Kumpulan Berita Terkini Seputar Banyuwangi
English VersionBahasa Indonesia
Sosial  

Sempat Jadi Sumber Air Minum Warga Sekitar

sumber-airPENDUDUK sekitar memiliki beberapa panggilan untuk sungai yang berada tepat di sebelah selatan rel kereta api Dusun Payaman, Kelurahan Giri, tersebut. Ada yang menyebutnya Banyu Lanang, karena dulu hanya digunakan kaum lelaki.

Ada yang menyebutnya Banyu Lor karena posisinya berada di utara pemukiman warga. Ada yang menyebutnya Banyu Enam Tujuh karena ada tulisan 67 di dinding sungai tersebut. Menurut beberapa warga sekitar, sungai itu sudah digunakan warga sejak puluhan tahun lalu.

Namun, tidak ada yang tahu pasti sejak kapan sungai tersebut menjadi penopang kebutuhan air warga sekitar. Muslih, 65, warga yang tinggal tidak jauh dari sungai tersebut mengatakan, sejak kecil dirinya sudah menggunakan sungai yang disebutnya Banyu Lanang itu.

Bentuk sungai itu dulu tidak seperti sekarang, melainkan sama seperti sungai pada umumnya yang beralas pasir. Tetapi, sejak tahun 80-an ada pembangunan rel kereta api di atas sungai itu. Sehingga dibangunlah sebuah lorong untuk menampung air sungai.

Sehingga, rel kereta dapat dibangun di atas aliran sungai dan air mengalir di bawahnya. Maka jadilah aliran air tersebut mirip seperti huruf U yang melengkung di bawah rel kereta api. Meski bentuknya berbeda, tapi fungsi sungai itu tetap sama.

“Dulu sungai itu menjadi sumber kebutuhan air warga satu dusun. Alirannya dari Sumber Laos. Airnya jernih, banyak ikannya, warga banyak mengambil ar minum dari sungai,” jelas kakek dua cucu itu. Meskipun bukan sumber air yang langsung keluar dari dalam tanah, tapi air itu tetap menjadi sandaran warga.

Muslih menceritakan, warga marah besar jika sampai ada yang buang air di aliran sungai itu. “Bagi mereka yang ingin buang air harus menyeberang ke sisi utara rel di sungai yang lain,” kata Muslih. Saking terkenalnya nama sungai yang sering digunakan warga itu, dulu banyak warga desa lain yang sengaja mandi di tempat itu.

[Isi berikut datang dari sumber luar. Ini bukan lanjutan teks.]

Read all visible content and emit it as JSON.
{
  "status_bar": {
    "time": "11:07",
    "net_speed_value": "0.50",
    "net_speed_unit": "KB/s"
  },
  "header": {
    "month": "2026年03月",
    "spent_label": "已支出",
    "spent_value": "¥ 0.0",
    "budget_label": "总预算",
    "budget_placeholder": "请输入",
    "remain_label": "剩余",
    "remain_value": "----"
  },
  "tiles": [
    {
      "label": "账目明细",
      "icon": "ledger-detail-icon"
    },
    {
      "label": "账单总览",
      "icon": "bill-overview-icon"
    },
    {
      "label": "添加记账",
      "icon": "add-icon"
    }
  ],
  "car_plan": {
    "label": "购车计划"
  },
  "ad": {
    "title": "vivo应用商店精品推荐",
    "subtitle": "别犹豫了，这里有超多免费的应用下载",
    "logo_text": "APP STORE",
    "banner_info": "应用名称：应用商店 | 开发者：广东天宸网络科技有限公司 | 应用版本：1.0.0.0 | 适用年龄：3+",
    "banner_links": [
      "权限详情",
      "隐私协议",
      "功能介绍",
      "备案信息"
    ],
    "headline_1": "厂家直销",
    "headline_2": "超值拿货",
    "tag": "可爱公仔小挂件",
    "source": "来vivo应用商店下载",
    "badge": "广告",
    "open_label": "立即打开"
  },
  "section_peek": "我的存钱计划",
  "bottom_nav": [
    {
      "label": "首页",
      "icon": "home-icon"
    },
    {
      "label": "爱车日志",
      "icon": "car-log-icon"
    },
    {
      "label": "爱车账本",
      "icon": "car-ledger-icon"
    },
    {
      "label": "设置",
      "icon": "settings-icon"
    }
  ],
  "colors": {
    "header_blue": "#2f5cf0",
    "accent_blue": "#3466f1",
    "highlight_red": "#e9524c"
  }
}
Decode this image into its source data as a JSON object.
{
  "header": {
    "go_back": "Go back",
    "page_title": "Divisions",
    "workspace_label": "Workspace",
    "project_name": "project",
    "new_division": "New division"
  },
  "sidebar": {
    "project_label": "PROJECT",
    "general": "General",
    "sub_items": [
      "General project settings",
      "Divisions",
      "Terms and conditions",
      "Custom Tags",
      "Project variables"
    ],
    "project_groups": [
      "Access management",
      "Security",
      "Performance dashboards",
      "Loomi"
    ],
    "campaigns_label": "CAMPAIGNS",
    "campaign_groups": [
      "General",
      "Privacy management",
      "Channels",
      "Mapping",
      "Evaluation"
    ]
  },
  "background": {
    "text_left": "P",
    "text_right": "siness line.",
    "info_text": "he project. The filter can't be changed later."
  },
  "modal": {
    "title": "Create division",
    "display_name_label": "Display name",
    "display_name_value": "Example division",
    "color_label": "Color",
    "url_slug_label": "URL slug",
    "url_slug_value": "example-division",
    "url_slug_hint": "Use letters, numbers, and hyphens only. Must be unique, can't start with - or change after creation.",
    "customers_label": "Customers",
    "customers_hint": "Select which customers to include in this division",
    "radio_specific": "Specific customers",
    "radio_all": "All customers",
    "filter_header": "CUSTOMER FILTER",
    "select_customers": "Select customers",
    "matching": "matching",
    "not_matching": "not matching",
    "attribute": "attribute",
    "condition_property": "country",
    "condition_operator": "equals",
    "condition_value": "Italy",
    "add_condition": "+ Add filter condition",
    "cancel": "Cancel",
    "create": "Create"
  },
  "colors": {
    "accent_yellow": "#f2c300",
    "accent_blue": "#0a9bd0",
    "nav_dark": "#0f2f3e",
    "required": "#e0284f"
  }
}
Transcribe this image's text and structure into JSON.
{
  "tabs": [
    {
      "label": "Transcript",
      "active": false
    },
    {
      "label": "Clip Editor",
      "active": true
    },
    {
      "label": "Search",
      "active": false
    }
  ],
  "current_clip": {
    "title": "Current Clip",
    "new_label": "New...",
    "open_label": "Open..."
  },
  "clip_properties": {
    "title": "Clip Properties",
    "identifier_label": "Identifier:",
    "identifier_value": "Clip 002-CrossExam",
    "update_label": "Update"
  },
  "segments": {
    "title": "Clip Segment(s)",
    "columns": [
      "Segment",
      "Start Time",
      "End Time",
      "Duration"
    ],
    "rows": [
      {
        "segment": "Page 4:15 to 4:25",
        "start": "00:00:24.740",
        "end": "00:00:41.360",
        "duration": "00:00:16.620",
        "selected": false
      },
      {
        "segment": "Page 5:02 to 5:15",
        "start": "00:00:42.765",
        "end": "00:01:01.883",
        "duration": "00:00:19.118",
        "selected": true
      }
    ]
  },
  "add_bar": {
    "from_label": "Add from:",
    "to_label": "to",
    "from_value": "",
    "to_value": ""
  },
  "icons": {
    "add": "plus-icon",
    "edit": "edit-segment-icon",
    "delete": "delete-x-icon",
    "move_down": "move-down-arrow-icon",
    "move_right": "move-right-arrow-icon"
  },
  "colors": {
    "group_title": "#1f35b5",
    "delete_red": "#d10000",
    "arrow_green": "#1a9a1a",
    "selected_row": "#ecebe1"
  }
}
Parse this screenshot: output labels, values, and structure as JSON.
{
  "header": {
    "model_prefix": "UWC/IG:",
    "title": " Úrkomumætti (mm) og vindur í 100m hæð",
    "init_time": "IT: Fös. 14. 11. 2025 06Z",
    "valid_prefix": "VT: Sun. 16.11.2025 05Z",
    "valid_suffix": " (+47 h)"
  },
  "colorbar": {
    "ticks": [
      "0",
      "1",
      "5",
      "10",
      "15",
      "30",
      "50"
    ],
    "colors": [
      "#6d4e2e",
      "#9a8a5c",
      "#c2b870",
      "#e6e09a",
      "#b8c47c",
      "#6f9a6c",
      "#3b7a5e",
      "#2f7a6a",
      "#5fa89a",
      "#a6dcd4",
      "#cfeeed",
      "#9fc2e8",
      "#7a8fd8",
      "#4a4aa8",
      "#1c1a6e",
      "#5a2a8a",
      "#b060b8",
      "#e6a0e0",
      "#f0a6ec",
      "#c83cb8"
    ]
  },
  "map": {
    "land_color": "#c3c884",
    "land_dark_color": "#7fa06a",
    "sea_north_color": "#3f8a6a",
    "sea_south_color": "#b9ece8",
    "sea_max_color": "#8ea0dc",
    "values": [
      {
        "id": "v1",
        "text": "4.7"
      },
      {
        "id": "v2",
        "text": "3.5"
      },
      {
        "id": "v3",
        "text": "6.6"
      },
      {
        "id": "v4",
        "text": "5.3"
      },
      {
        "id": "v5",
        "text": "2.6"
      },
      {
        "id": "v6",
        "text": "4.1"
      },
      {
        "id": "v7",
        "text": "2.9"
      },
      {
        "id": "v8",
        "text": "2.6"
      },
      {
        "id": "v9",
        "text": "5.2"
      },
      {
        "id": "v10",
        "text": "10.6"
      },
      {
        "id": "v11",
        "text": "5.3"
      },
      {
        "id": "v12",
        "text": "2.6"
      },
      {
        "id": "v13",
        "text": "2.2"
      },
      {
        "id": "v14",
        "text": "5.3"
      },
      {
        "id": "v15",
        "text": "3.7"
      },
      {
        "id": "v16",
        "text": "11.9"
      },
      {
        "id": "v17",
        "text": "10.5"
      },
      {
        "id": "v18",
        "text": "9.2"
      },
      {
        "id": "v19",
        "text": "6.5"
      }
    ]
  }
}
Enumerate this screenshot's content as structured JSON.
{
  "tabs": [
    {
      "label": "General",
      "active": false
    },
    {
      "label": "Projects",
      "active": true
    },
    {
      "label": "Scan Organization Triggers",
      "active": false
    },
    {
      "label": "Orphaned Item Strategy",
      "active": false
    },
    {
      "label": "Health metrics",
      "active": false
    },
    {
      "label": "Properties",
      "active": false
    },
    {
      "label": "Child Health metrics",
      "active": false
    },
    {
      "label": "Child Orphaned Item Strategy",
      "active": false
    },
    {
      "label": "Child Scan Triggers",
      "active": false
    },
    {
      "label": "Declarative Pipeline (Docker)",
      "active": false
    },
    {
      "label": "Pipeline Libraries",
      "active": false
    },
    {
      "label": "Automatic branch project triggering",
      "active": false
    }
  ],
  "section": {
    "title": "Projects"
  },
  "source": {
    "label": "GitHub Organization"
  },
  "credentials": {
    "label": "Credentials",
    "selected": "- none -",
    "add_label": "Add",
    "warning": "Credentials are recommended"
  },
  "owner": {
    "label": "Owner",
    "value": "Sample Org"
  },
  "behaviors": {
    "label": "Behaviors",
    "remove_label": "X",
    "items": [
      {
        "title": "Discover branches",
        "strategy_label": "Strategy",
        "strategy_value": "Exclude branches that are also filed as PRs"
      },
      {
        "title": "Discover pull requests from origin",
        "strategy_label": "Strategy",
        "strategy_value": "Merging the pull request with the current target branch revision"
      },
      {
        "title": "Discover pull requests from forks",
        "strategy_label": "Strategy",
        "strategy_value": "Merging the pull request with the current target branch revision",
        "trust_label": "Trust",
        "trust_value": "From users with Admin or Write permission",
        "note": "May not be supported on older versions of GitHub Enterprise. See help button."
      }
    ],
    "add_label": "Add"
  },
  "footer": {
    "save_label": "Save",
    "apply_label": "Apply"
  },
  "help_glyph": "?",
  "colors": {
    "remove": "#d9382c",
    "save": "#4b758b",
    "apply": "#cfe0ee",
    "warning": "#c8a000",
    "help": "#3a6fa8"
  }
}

Jika tidak mandi, mereka akan mencoba mencari ikan. Memang banyak sekali ikan jenis wader dan lele yang hldup di sungai,” ujarnya. Warga lain, Nainit, 43, menambahkan, sejak dibangun perlintasan kereta api. kedalaman sungai menjadi bertambah.

Kedalaman Banyu Enam Tujuh itu mencapai tujuh meter sejak awal pembangunannya. “Waktu itu tahunnya saya lupa. Yang jelas bupatinya Pak Djoko Warsito. Mulai saat itu airnya tidak terlalu jernih, tapi masih tetap dijadikan tempat mandi dan cuci oleh warga,” kata Nainit.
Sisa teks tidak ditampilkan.